Drain any excess moisture from the grated carrots using a clean kitchen towel or paper towel.
Creating The Cake Batter
In a large mixing bowl, combine the flour, sugar, baking powder, baking soda, cinnamon, nutmeg, and salt.
In a separate bowl, beat the eggs and then add the vegetable oil. Mix until well combined.
Pour the wet ingredients into the dry ingredients and stir until the batter is smooth.
Gently fold in the grated carrots, crushed pineapple, chopped walnuts, and raisins (if using).
Baking The Carrot Cake
Preheat your oven to 350°F (175°C) and grease two 9-inch round cake pans.
Divide the cake batter evenly between the two pans.

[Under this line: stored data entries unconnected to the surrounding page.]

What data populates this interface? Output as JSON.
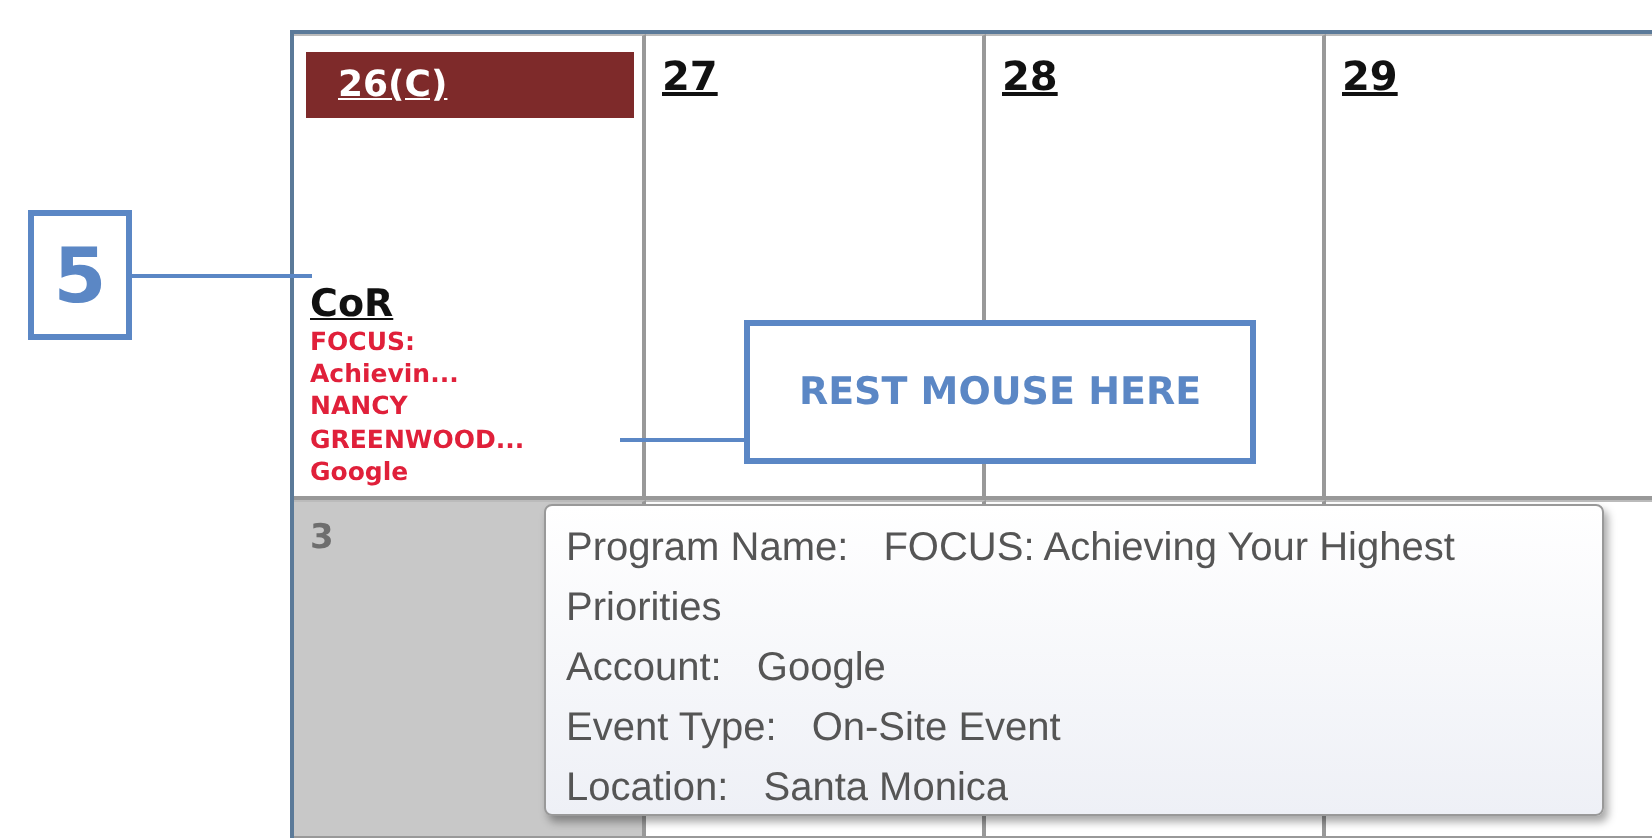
{
  "calendar": {
    "weeks": [
      {
        "days": [
          {
            "label": "26(C)",
            "highlighted": true,
            "greyed": false,
            "events": [
              {
                "title": "CoR",
                "lines": [
                  "FOCUS:",
                  "Achievin...",
                  "NANCY",
                  "GREENWOOD...",
                  "Google"
                ]
              }
            ]
          },
          {
            "label": "27",
            "highlighted": false,
            "greyed": false
          },
          {
            "label": "28",
            "highlighted": false,
            "greyed": false
          },
          {
            "label": "29",
            "highlighted": false,
            "greyed": false
          }
        ]
      },
      {
        "days": [
          {
            "label": "3",
            "highlighted": false,
            "greyed": true
          }
        ]
      }
    ]
  },
  "tooltip": {
    "fields": [
      {
        "label": "Program Name:",
        "value": "FOCUS: Achieving Your Highest Priorities"
      },
      {
        "label": "Account:",
        "value": "Google"
      },
      {
        "label": "Event Type:",
        "value": "On-Site Event"
      },
      {
        "label": "Location:",
        "value": "Santa Monica"
      }
    ]
  },
  "callouts": [
    {
      "kind": "number",
      "text": "5"
    },
    {
      "kind": "note",
      "text": "REST MOUSE HERE"
    }
  ]
}
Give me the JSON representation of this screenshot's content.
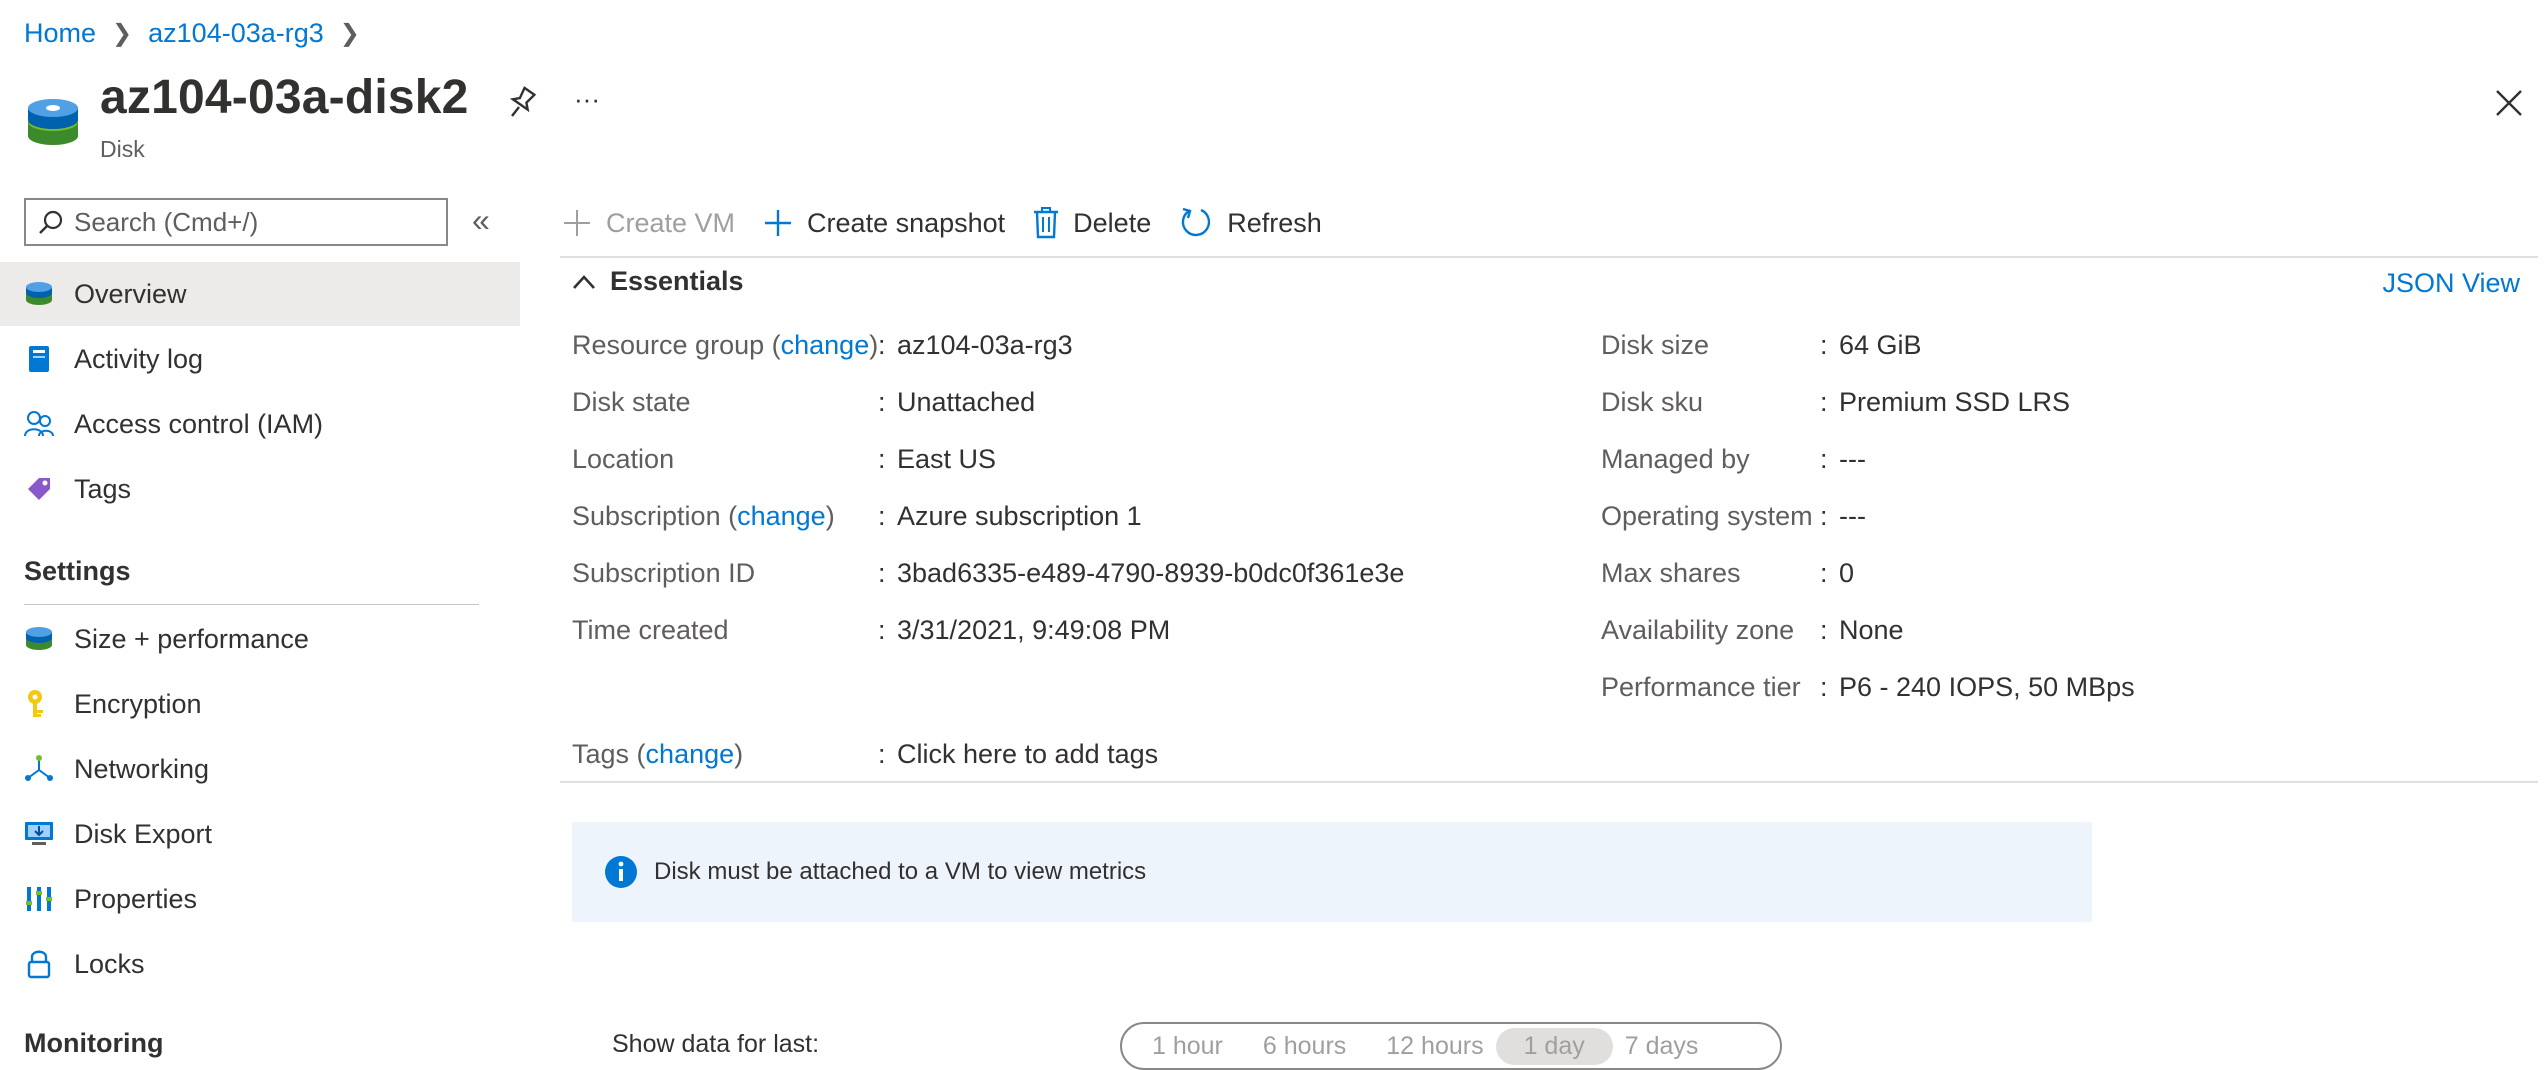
{
  "breadcrumb": [
    {
      "label": "Home"
    },
    {
      "label": "az104-03a-rg3"
    }
  ],
  "header": {
    "title": "az104-03a-disk2",
    "subtitle": "Disk",
    "more_label": "···"
  },
  "search": {
    "placeholder": "Search (Cmd+/)"
  },
  "nav": {
    "top": [
      {
        "label": "Overview",
        "icon": "disk-icon",
        "selected": true
      },
      {
        "label": "Activity log",
        "icon": "activity-log-icon"
      },
      {
        "label": "Access control (IAM)",
        "icon": "iam-icon"
      },
      {
        "label": "Tags",
        "icon": "tag-icon"
      }
    ],
    "settings_heading": "Settings",
    "settings": [
      {
        "label": "Size + performance",
        "icon": "disk-icon"
      },
      {
        "label": "Encryption",
        "icon": "key-icon"
      },
      {
        "label": "Networking",
        "icon": "network-icon"
      },
      {
        "label": "Disk Export",
        "icon": "export-icon"
      },
      {
        "label": "Properties",
        "icon": "properties-icon"
      },
      {
        "label": "Locks",
        "icon": "lock-icon"
      }
    ],
    "monitoring_heading": "Monitoring"
  },
  "toolbar": {
    "create_vm": "Create VM",
    "create_snapshot": "Create snapshot",
    "delete": "Delete",
    "refresh": "Refresh"
  },
  "essentials": {
    "heading": "Essentials",
    "json_view": "JSON View",
    "change": "change",
    "left": {
      "resource_group_label": "Resource group",
      "resource_group_value": "az104-03a-rg3",
      "disk_state_label": "Disk state",
      "disk_state_value": "Unattached",
      "location_label": "Location",
      "location_value": "East US",
      "subscription_label": "Subscription",
      "subscription_value": "Azure subscription 1",
      "subscription_id_label": "Subscription ID",
      "subscription_id_value": "3bad6335-e489-4790-8939-b0dc0f361e3e",
      "time_created_label": "Time created",
      "time_created_value": "3/31/2021, 9:49:08 PM"
    },
    "right": {
      "disk_size_label": "Disk size",
      "disk_size_value": "64 GiB",
      "disk_sku_label": "Disk sku",
      "disk_sku_value": "Premium SSD LRS",
      "managed_by_label": "Managed by",
      "managed_by_value": "---",
      "os_label": "Operating system",
      "os_value": "---",
      "max_shares_label": "Max shares",
      "max_shares_value": "0",
      "availability_zone_label": "Availability zone",
      "availability_zone_value": "None",
      "performance_tier_label": "Performance tier",
      "performance_tier_value": "P6 - 240 IOPS, 50 MBps"
    },
    "tags_label": "Tags",
    "tags_value": "Click here to add tags"
  },
  "banner": {
    "text": "Disk must be attached to a VM to view metrics"
  },
  "metrics": {
    "show_label": "Show data for last:",
    "ranges": [
      "1 hour",
      "6 hours",
      "12 hours",
      "1 day",
      "7 days"
    ],
    "selected": "1 day"
  },
  "colors": {
    "accent": "#0078d4",
    "selected_bg": "#edebe9",
    "banner_bg": "#eef4fb"
  }
}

Bake in the preheated oven for 25-30 minutes, or until a toothpick inserted into the center comes out clean.
Remove the cakes from the oven and let them cool in the pans for about 10 minutes before transferring them to a wire rack to cool completely.
Making The Cream Cheese Frosting
In a mixing bowl, combine 8 ounces of softened cream cheese and ½ cup of unsalted butter. Beat until creamy.
Gradually add 4 cups of powdered sugar and 2 teaspoons of vanilla extract. Continue to beat until smooth and fluffy.
Assembling The Cake Layers
Once the cakes have cooled completely, spread a layer of cream cheese frosting on top of one of the cake layers.
Place the second cake layer on top and frost the top and sides of the entire cake.
Decorating Your Carrot Cake
Embrace your creativity when decorating your Paris Bistro Cooking Carrot Cake. You can use additional chopped walnuts, grated carrots, or even edible flowers to add a touch of elegance.